Si c’est le cas, qui va payer les CHF 32.00 de l’heure des aides à domicile qui devront y aller pour 21,6 % de la population tous handicaps confondus ?

21,6 % de la population qui vont inévitablement laisser leurs sacs sur le rebord, à l'air libre, sous la pluie, le vent, avec des papiers qui s'envolent, des bouteilles qui roulent, occasionnant un surcroît de travail à la voirie. Ce qui est d'ailleurs déjà le cas, d'après ce que j'ai vu.

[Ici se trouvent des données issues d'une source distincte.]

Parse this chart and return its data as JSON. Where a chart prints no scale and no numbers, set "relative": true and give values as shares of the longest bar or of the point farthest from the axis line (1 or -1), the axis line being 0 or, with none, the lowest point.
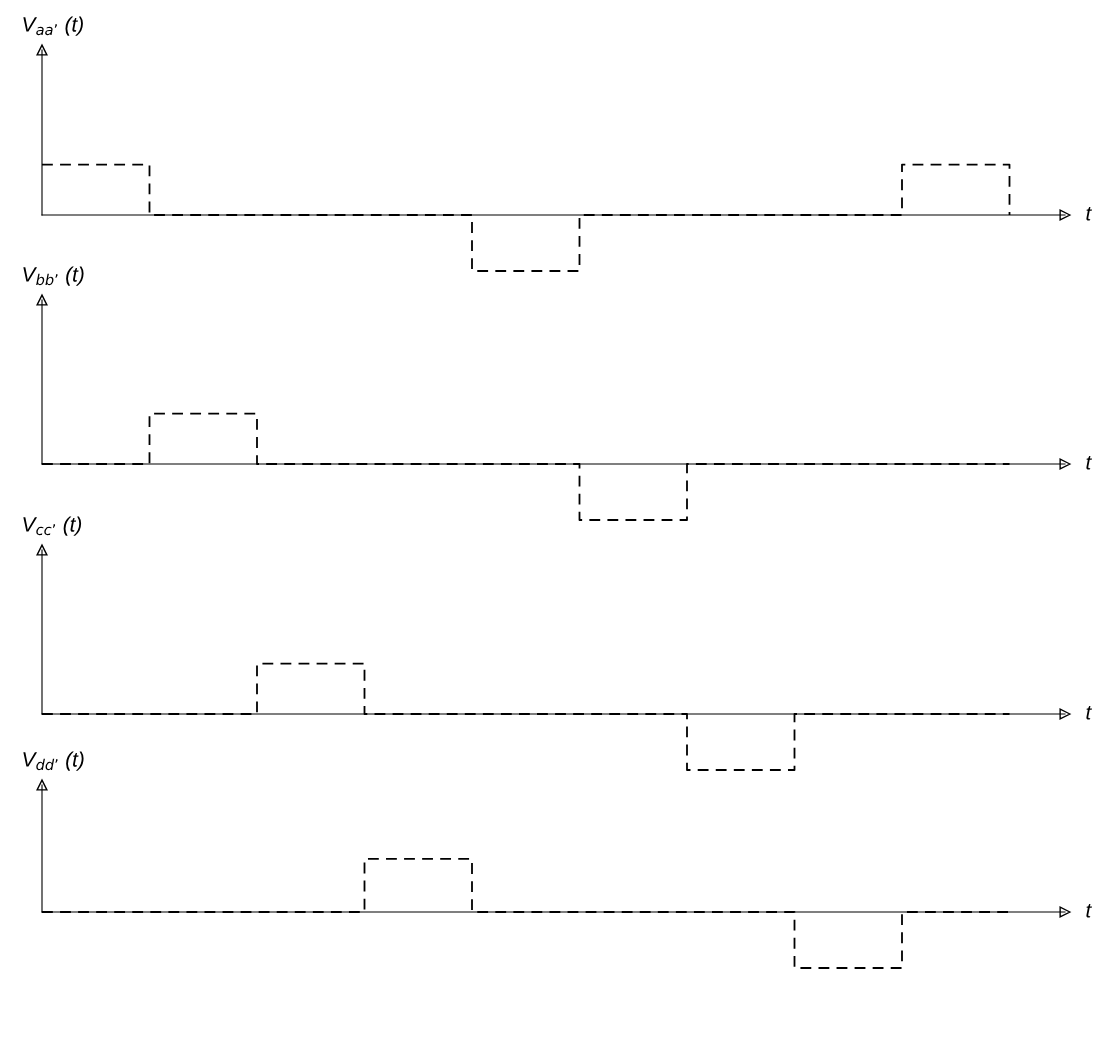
{
  "chart_data": [
    {
      "type": "step",
      "relative": true,
      "ylabel": "V$_{aa’}$ (t)",
      "xlabel": "t",
      "line_style": "dashed",
      "categories": [
        null,
        null,
        null,
        null,
        null,
        null,
        null,
        null,
        null,
        null
      ],
      "series": [
        {
          "color": "#000000",
          "values": [
            0.9,
            0,
            0,
            0,
            -1,
            0,
            0,
            0,
            0.9,
            0
          ]
        }
      ]
    },
    {
      "type": "step",
      "relative": true,
      "ylabel": "V$_{bb’}$ (t)",
      "xlabel": "t",
      "line_style": "dashed",
      "categories": [
        null,
        null,
        null,
        null,
        null,
        null,
        null,
        null,
        null,
        null
      ],
      "series": [
        {
          "color": "#000000",
          "values": [
            0,
            0.9,
            0,
            0,
            0,
            -1,
            0,
            0,
            0,
            0
          ]
        }
      ]
    },
    {
      "type": "step",
      "relative": true,
      "ylabel": "V$_{cc’}$ (t)",
      "xlabel": "t",
      "line_style": "dashed",
      "categories": [
        null,
        null,
        null,
        null,
        null,
        null,
        null,
        null,
        null,
        null
      ],
      "series": [
        {
          "color": "#000000",
          "values": [
            0,
            0,
            0.9,
            0,
            0,
            0,
            -1,
            0,
            0,
            0
          ]
        }
      ]
    },
    {
      "type": "step",
      "relative": true,
      "ylabel": "V$_{dd’}$ (t)",
      "xlabel": "t",
      "line_style": "dashed",
      "categories": [
        null,
        null,
        null,
        null,
        null,
        null,
        null,
        null,
        null,
        null
      ],
      "series": [
        {
          "color": "#000000",
          "values": [
            0,
            0,
            0,
            0.95,
            0,
            0,
            0,
            -1,
            0,
            0
          ]
        }
      ]
    }
  ]
}
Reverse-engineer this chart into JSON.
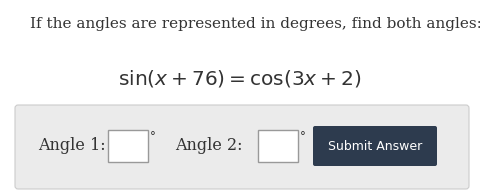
{
  "title_text": "If the angles are represented in degrees, find both angles:",
  "equation_plain": "$\\sin(x + 76) = \\cos(3x + 2)$",
  "label1": "Angle 1:",
  "label2": "Angle 2:",
  "button_text": "Submit Answer",
  "bg_color": "#ffffff",
  "panel_color": "#ebebeb",
  "panel_border": "#cccccc",
  "button_color": "#2d3b4e",
  "button_text_color": "#ffffff",
  "title_color": "#333333",
  "label_color": "#333333",
  "box_color": "#ffffff",
  "box_border": "#999999",
  "title_fontsize": 11.0,
  "eq_fontsize": 14.5,
  "label_fontsize": 11.5,
  "degree_fontsize": 8.5,
  "btn_fontsize": 9.0
}
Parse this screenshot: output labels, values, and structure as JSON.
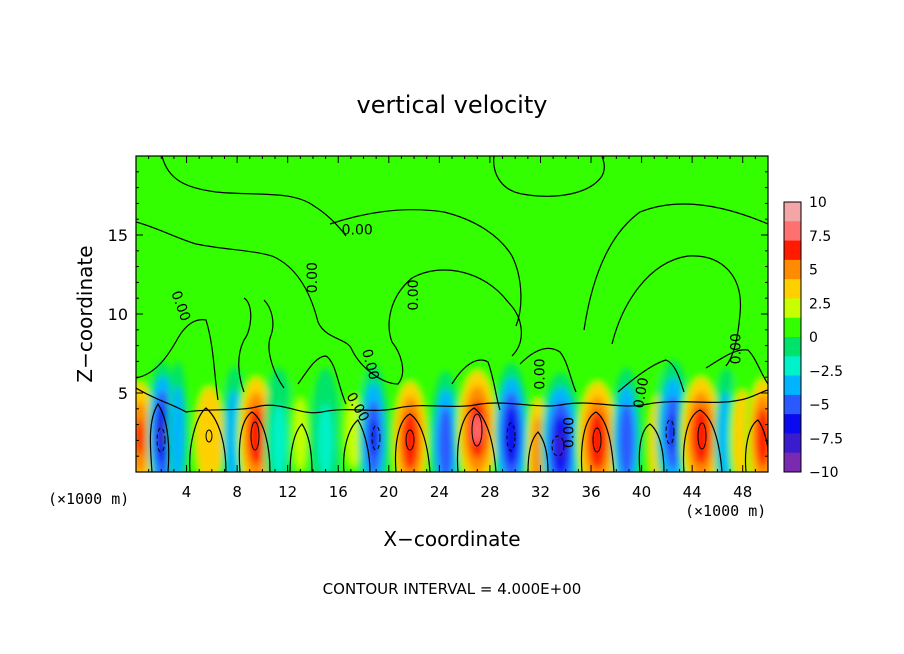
{
  "chart_data": {
    "type": "heatmap",
    "title": "vertical velocity",
    "xlabel": "X−coordinate",
    "ylabel": "Z−coordinate",
    "x_unit_left": "(×1000 m)",
    "x_unit_right": "(×1000 m)",
    "xlim": [
      0,
      50
    ],
    "ylim": [
      0,
      20
    ],
    "x_ticks": [
      4,
      8,
      12,
      16,
      20,
      24,
      28,
      32,
      36,
      40,
      44,
      48
    ],
    "y_ticks": [
      5,
      10,
      15
    ],
    "footer": "CONTOUR INTERVAL = 4.000E+00",
    "contour_label": "0.00",
    "contour_labels": [
      {
        "text": "0.00",
        "x": 17.5,
        "z": 15.3,
        "rot": 0
      },
      {
        "text": "0.00",
        "x": 14.0,
        "z": 12.3,
        "rot": -90
      },
      {
        "text": "0.00",
        "x": 3.5,
        "z": 10.5,
        "rot": 70
      },
      {
        "text": "0.00",
        "x": 22.0,
        "z": 11.2,
        "rot": -90
      },
      {
        "text": "0.00",
        "x": 18.5,
        "z": 6.8,
        "rot": 75
      },
      {
        "text": "0.00",
        "x": 17.5,
        "z": 4.1,
        "rot": 60
      },
      {
        "text": "0.00",
        "x": 32.0,
        "z": 6.2,
        "rot": -90
      },
      {
        "text": "0.00",
        "x": 34.3,
        "z": 2.5,
        "rot": -90
      },
      {
        "text": "0.00",
        "x": 40.0,
        "z": 5.0,
        "rot": -80
      },
      {
        "text": "0.00",
        "x": 47.5,
        "z": 7.8,
        "rot": -90
      }
    ],
    "colorbar": {
      "min": -10,
      "max": 10,
      "ticks": [
        "10",
        "7.5",
        "5",
        "2.5",
        "0",
        "−2.5",
        "−5",
        "−7.5",
        "−10"
      ],
      "colors": [
        "#f2a6a6",
        "#ff7070",
        "#ff1a00",
        "#ff8c00",
        "#ffd000",
        "#c8ff00",
        "#33ff00",
        "#00e36a",
        "#00f2c8",
        "#00b4ff",
        "#2a5aff",
        "#0a0af0",
        "#3a1ccc",
        "#7a2ab0"
      ]
    },
    "cells": [
      {
        "x": 0.3,
        "z": 2.2,
        "w": 0.7,
        "v": 6
      },
      {
        "x": 2.1,
        "z": 2.4,
        "w": 0.6,
        "v": -8
      },
      {
        "x": 3.3,
        "z": 2.4,
        "w": 0.4,
        "v": -4
      },
      {
        "x": 5.8,
        "z": 2.3,
        "w": 0.8,
        "v": 4
      },
      {
        "x": 7.8,
        "z": 2.1,
        "w": 0.5,
        "v": -3
      },
      {
        "x": 9.5,
        "z": 2.3,
        "w": 0.8,
        "v": 7
      },
      {
        "x": 11.3,
        "z": 2.0,
        "w": 0.6,
        "v": -2
      },
      {
        "x": 13.0,
        "z": 2.4,
        "w": 0.5,
        "v": 2
      },
      {
        "x": 15.0,
        "z": 2.0,
        "w": 0.6,
        "v": -2
      },
      {
        "x": 17.2,
        "z": 2.6,
        "w": 0.6,
        "v": 2
      },
      {
        "x": 18.8,
        "z": 2.2,
        "w": 0.6,
        "v": -6
      },
      {
        "x": 21.7,
        "z": 2.0,
        "w": 0.8,
        "v": 7
      },
      {
        "x": 24.5,
        "z": 1.8,
        "w": 0.6,
        "v": -5
      },
      {
        "x": 27.0,
        "z": 2.7,
        "w": 0.9,
        "v": 8
      },
      {
        "x": 29.7,
        "z": 2.3,
        "w": 0.7,
        "v": -7
      },
      {
        "x": 31.8,
        "z": 1.2,
        "w": 0.5,
        "v": 5
      },
      {
        "x": 33.6,
        "z": 1.7,
        "w": 0.8,
        "v": -8
      },
      {
        "x": 36.5,
        "z": 2.0,
        "w": 0.9,
        "v": 7
      },
      {
        "x": 38.8,
        "z": 2.0,
        "w": 0.6,
        "v": -5
      },
      {
        "x": 41.4,
        "z": 1.9,
        "w": 0.6,
        "v": 3
      },
      {
        "x": 42.5,
        "z": 2.5,
        "w": 0.7,
        "v": -6
      },
      {
        "x": 44.7,
        "z": 2.3,
        "w": 0.9,
        "v": 7
      },
      {
        "x": 46.7,
        "z": 2.0,
        "w": 0.5,
        "v": -3
      },
      {
        "x": 48.0,
        "z": 2.1,
        "w": 0.6,
        "v": 3
      },
      {
        "x": 49.6,
        "z": 2.2,
        "w": 0.7,
        "v": 7
      }
    ]
  }
}
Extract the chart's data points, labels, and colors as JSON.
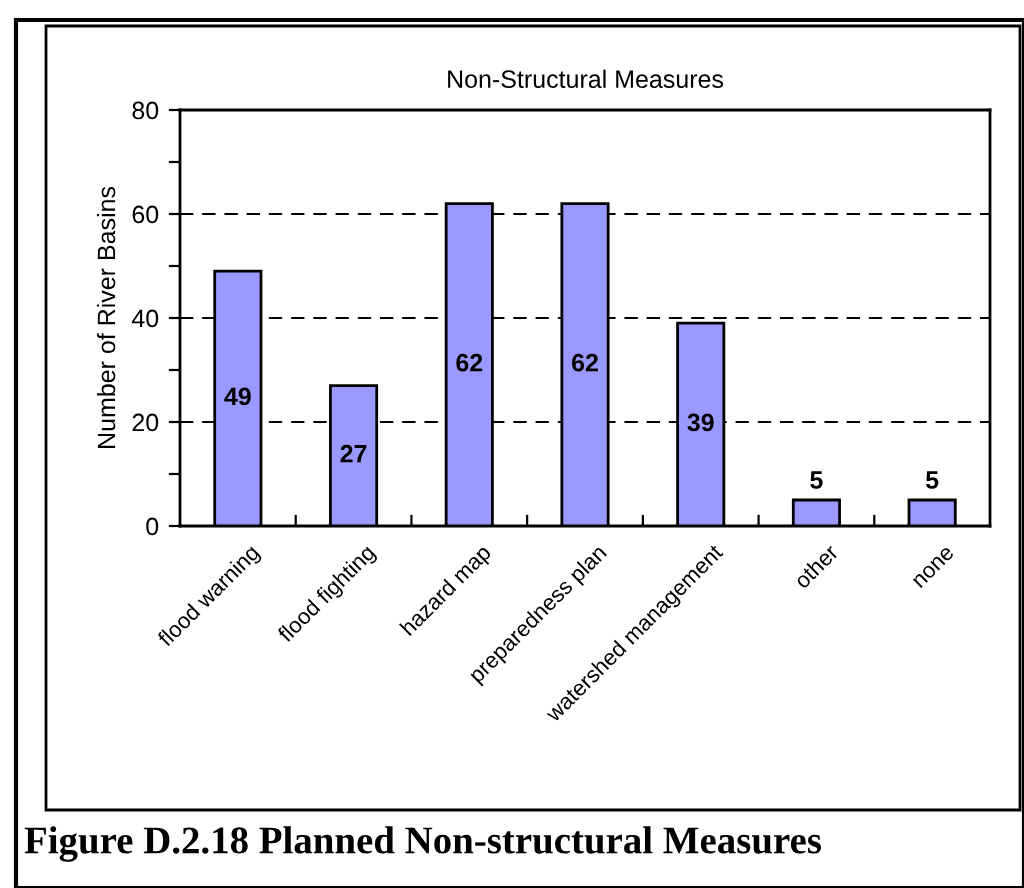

Les handicapés que je connais sont beaucoup plus respectueux du tri que le commun des mortels, malgré la fatigue, les douleurs, les déplacements et les chocs incessants que génère l'urbanisme pour y parvenir. Si vous voulez que l'on continue, il va falloir que les Communes et le Canton nous en donnent les moyens et rendent les déchèteries accessibles.

* * * 

Aucune des autres mini-déchèteries de Clarens n'est accessible, 1 exemple Tavel :


Elles sont toute conçues comme cela.

Pour terminer si, l’Avacah a réellement validé cette construction, je lui demande de venir expérimenter cette nouvelle mini-déchèterie de Clarens avec mon moyen auxiliaire 4 roues (scooter handicapé) ainsi qu’avec le fauteuil roulant électrique de mon amie Cathy.

Je reviendrai sur les autres sujets (accès Clinique CIC, Toilettes handicapés, rampes de trottoirs) dans les blogs suivants.